À l’occasion du Conseil des ministres du 30 juillet, Emmanuel Macron a déploré que l’Union européenne, visée par 15 % de surtaxes, n’ait pas été assez « crainte » dans ses négociations commerciales avec les Etats-Unis. Néanmoins, le président de la République a rappelé que de « nouvelles exemptions » pouvaient encore être obtenues. L’accord-cadre signé entre les Etats-Unis et l’Union européenne doit encore être précisé et certains secteurs comme l’aéronautique peuvent être exemptés.
Après une réunion à Bercy réunissant les professions touchées par les droits de douane, le ministre du Commerce extérieur, Laurent Saint-Martin, a indiqué que la France « pousse » pour que les vins et spiritueux soient exemptés. La ministre de l’Agriculture, Annie Genevard, a déclaré qu’il « pourrait y avoir un accord » sur les spiritueux. Selon les négociateurs européens, les vins et spiritueux devraient faire partie des produits sur lesquels s’appliqueront des droits de douane dès le 1er août. « On continue les négociations avec nos partenaires américains. Notre objectif, c’est d’avoir des exemptions sur ces produits » a indiqué un porte-parole de la Commission européenne ce jeudi 31 juillet.
Les sénateurs pessimistes sur l’issue des négociations
« Je suis plutôt inquiet sur la nature des négociations car la fermeté affichée du côté des Etats-Unis laisse peu d’espoir », juge François Patriat, président du groupe macroniste au Sénat et sénateur de la Côte d’Or. Également vice-président du groupe d’étude sur le vin du Sénat, il rappelle que la filière viticole est déjà sujette à des droits de douane à hauteur de 10 % depuis avril.
L’accord conclu dimanche entre Donald Trump et Ursula von der Leyen a certes permis « d’éviter le désastre » selon la Fédération des exportateurs de vins et de spiritueux, mais le déroulement des négociations a envoyé un message négatif sur la position américaine. « Je ne suis pas du tout confiant pour le vin, à mon avis la messe est dite on va prendre 15 % de taxes, et 15 % ce n’est pas tenable pour la filière. A chaque fois qu’il y a eu des tensions avec les Etats-Unis, le vin a été ciblé », rappelle le sénateur socialiste de l’Aude, Sébastien Pla, également viticulteur. En mars, alors que la commission européenne avait dévoilé ses premières contre-mesures pour répondre aux premières menaces américaines, Donald Trump avait menacé les vins et spiritueux de droits de douane de 200 %.
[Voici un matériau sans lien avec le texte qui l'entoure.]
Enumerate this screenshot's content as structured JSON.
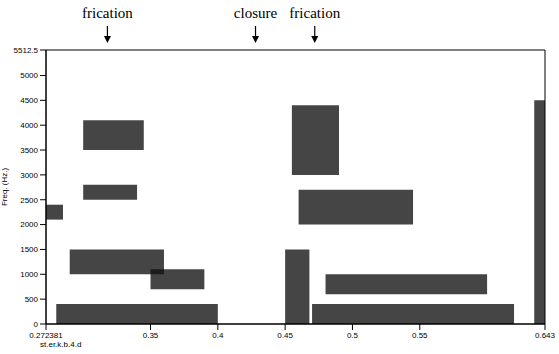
{
  "chart_data": {
    "type": "spectrogram",
    "y_label": "Freq. (Hz.)",
    "x_label": "st.er.k.b.4.d",
    "xlim": [
      0.272381,
      0.643
    ],
    "ylim": [
      0,
      5512.5
    ],
    "xticks": [
      0.272381,
      0.35,
      0.4,
      0.45,
      0.5,
      0.55,
      0.643
    ],
    "yticks": [
      0,
      500,
      1000,
      1500,
      2000,
      2500,
      3000,
      3500,
      4000,
      4500,
      5000,
      5512.5
    ],
    "color": "#111111",
    "annotations": [
      {
        "text": "frication",
        "x": 0.318
      },
      {
        "text": "closure",
        "x": 0.428
      },
      {
        "text": "frication",
        "x": 0.472
      }
    ],
    "energy_regions": [
      {
        "x0": 0.272381,
        "x1": 0.285,
        "y0": 2100,
        "y1": 2400
      },
      {
        "x0": 0.3,
        "x1": 0.345,
        "y0": 3500,
        "y1": 4100
      },
      {
        "x0": 0.3,
        "x1": 0.34,
        "y0": 2500,
        "y1": 2800
      },
      {
        "x0": 0.29,
        "x1": 0.36,
        "y0": 1000,
        "y1": 1500
      },
      {
        "x0": 0.35,
        "x1": 0.39,
        "y0": 700,
        "y1": 1100
      },
      {
        "x0": 0.28,
        "x1": 0.4,
        "y0": 0,
        "y1": 400
      },
      {
        "x0": 0.455,
        "x1": 0.49,
        "y0": 3000,
        "y1": 4400
      },
      {
        "x0": 0.46,
        "x1": 0.545,
        "y0": 2000,
        "y1": 2700
      },
      {
        "x0": 0.45,
        "x1": 0.468,
        "y0": 0,
        "y1": 1500
      },
      {
        "x0": 0.48,
        "x1": 0.6,
        "y0": 600,
        "y1": 1000
      },
      {
        "x0": 0.47,
        "x1": 0.62,
        "y0": 0,
        "y1": 400
      },
      {
        "x0": 0.635,
        "x1": 0.643,
        "y0": 0,
        "y1": 4500
      }
    ]
  }
}
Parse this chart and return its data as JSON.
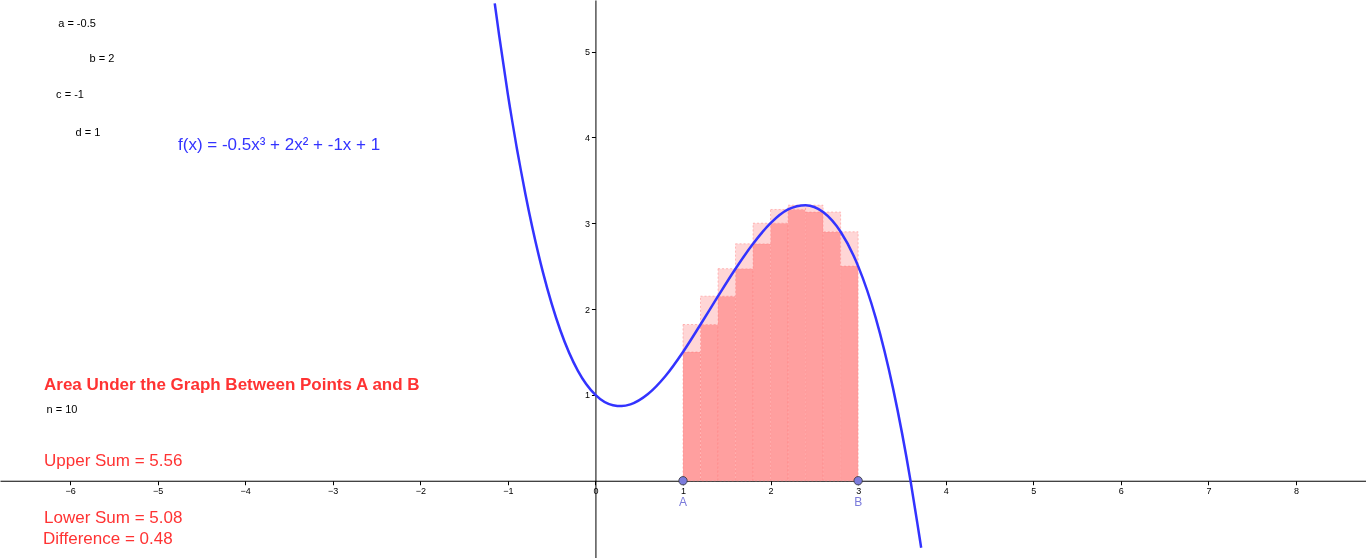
{
  "chart_data": {
    "type": "line",
    "title": "Area Under the Graph Between Points A and B",
    "xlim": [
      -6.8,
      8.8
    ],
    "ylim": [
      -0.9,
      5.6
    ],
    "xticks": [
      -6,
      -5,
      -4,
      -3,
      -2,
      -1,
      0,
      1,
      2,
      3,
      4,
      5,
      6,
      7,
      8
    ],
    "yticks": [
      1,
      2,
      3,
      4,
      5
    ],
    "grid": false,
    "line_style": "solid",
    "stacked": true,
    "series": [
      {
        "type": "bar",
        "color": "#ff9f9f",
        "x": [
          1.1,
          1.3,
          1.5,
          1.7,
          1.9,
          2.1,
          2.3,
          2.5,
          2.7,
          2.9
        ],
        "values": [
          1.5,
          1.82,
          2.15,
          2.47,
          2.76,
          3.0,
          3.16,
          3.13,
          2.9,
          2.5
        ]
      },
      {
        "type": "bar",
        "color": "#ffd6d6",
        "x": [
          1.1,
          1.3,
          1.5,
          1.7,
          1.9,
          2.1,
          2.3,
          2.5,
          2.7,
          2.9
        ],
        "values": [
          0.32,
          0.33,
          0.32,
          0.29,
          0.24,
          0.16,
          0.05,
          0.08,
          0.23,
          0.4
        ]
      },
      {
        "color": "#3333ff",
        "x": [
          -1.15,
          -1.1,
          -1.0,
          -0.8,
          -0.6,
          -0.4,
          -0.2,
          0,
          0.2,
          0.3,
          0.4,
          0.6,
          0.8,
          1.0,
          1.2,
          1.4,
          1.6,
          1.8,
          2.0,
          2.2,
          2.4,
          2.6,
          2.8,
          3.0,
          3.2,
          3.4,
          3.6,
          3.7,
          3.72
        ],
        "values": [
          5.56,
          5.19,
          4.5,
          3.34,
          2.43,
          1.75,
          1.28,
          1.0,
          0.88,
          0.87,
          0.89,
          1.01,
          1.22,
          1.5,
          1.82,
          2.15,
          2.47,
          2.76,
          3.0,
          3.16,
          3.21,
          3.13,
          2.9,
          2.5,
          1.9,
          1.07,
          -0.01,
          -0.65,
          -0.78
        ]
      },
      {
        "type": "scatter",
        "marker": "circle",
        "color": "#7b7bdb",
        "x": [
          1,
          3
        ],
        "values": [
          0,
          0
        ]
      }
    ],
    "annotations": [
      "a = -0.5",
      "b = 2",
      "c = -1",
      "d = 1",
      "f(x) = -0.5x³ + 2x² + -1x + 1",
      "n = 10",
      "Upper Sum = 5.56",
      "Lower Sum = 5.08",
      "Difference = 0.48",
      {
        "text": "A",
        "x": 1,
        "y": 0
      },
      {
        "text": "B",
        "x": 3,
        "y": 0
      }
    ]
  }
}
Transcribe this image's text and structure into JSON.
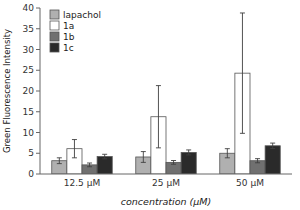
{
  "chart_data": {
    "type": "bar",
    "categories": [
      "12.5 μM",
      "25 μM",
      "50 μM"
    ],
    "series": [
      {
        "name": "lapachol",
        "color": "#b0b0b0",
        "values": [
          3.2,
          4.1,
          5.0
        ],
        "errors": [
          0.7,
          1.3,
          1.1
        ]
      },
      {
        "name": "1a",
        "color": "#ffffff",
        "values": [
          6.1,
          13.8,
          24.3
        ],
        "errors": [
          2.2,
          7.5,
          14.5
        ]
      },
      {
        "name": "1b",
        "color": "#707070",
        "values": [
          2.2,
          2.8,
          3.2
        ],
        "errors": [
          0.45,
          0.45,
          0.5
        ]
      },
      {
        "name": "1c",
        "color": "#2a2a2a",
        "values": [
          4.2,
          5.2,
          6.8
        ],
        "errors": [
          0.55,
          0.6,
          0.65
        ]
      }
    ],
    "xlabel": "concentration (μM)",
    "ylabel": "Green Fluorescence Intensity",
    "ylim": [
      0,
      40
    ],
    "yticks": [
      0,
      5,
      10,
      15,
      20,
      25,
      30,
      35,
      40
    ],
    "grid": false,
    "legend": "upper left"
  }
}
Selon un diplomate européen proche des négociations et interrogé par Reuters, des négociations spécifiques sur les droits de douane applicables aux spiritueux devraient avoir lieu à l’automne.
Une filière dépendante des exportations
« Je sais le volontarisme du gouvernement sur le sujet, mais je ne pense pas que ce sera suffisant », estime Sébastien Pla. Le sénateur de l’Aude évoque les effets désastreux que pourraient avoir les droits de douane sur une « filière qui souffre énormément ». « Ça va freiner les exportations vers les Etats-Unis qui sont un marché fiable qui valorise très bien les vins. On risque aussi un redéploiement sur le marché national qui est déjà très en difficulté », explique Sébastien Pla.
Une exemption permettrait donc à la filière de respirer. En effet, les vins et spiritueux français représentent environ la moitié des exportations d’alcool de l’Union européenne vers les Etats-Unis. 1,5 milliard d’euros pour les spiritueux et 2,4 milliards d’euros pour le vin. La filière viticole est particulièrement dépendante du marché américain qui représente un tiers des exportations françaises. L’application de droits de douane à hauteur de 15 % risquerait donc d’alimenter la crise multifactorielle qui touche la filière. En effet, le cognac fait déjà l’objet de droits de douane chinois de 32,2 % en moyenne depuis le 5 juillet
Néanmoins, alors que la filière est déjà exposée à des taxes de 10 %, la filière viticole américaine pourrait venir en soutien des exportations françaises. Des négociations ont été anticipées avec les importateurs », rapporte Sébastien Pla. Aux Etats-Unis, les importateurs réalisent une marge entre 20 et 30 % sur les vins européens. « On peut partager les risques et le coût des taxes avec les importateurs qui peuvent atténuer leur marge. Même avec des droits de douane à hauteur de 15 % c’est compliqué mais pas insurmontable », espère François Patriat.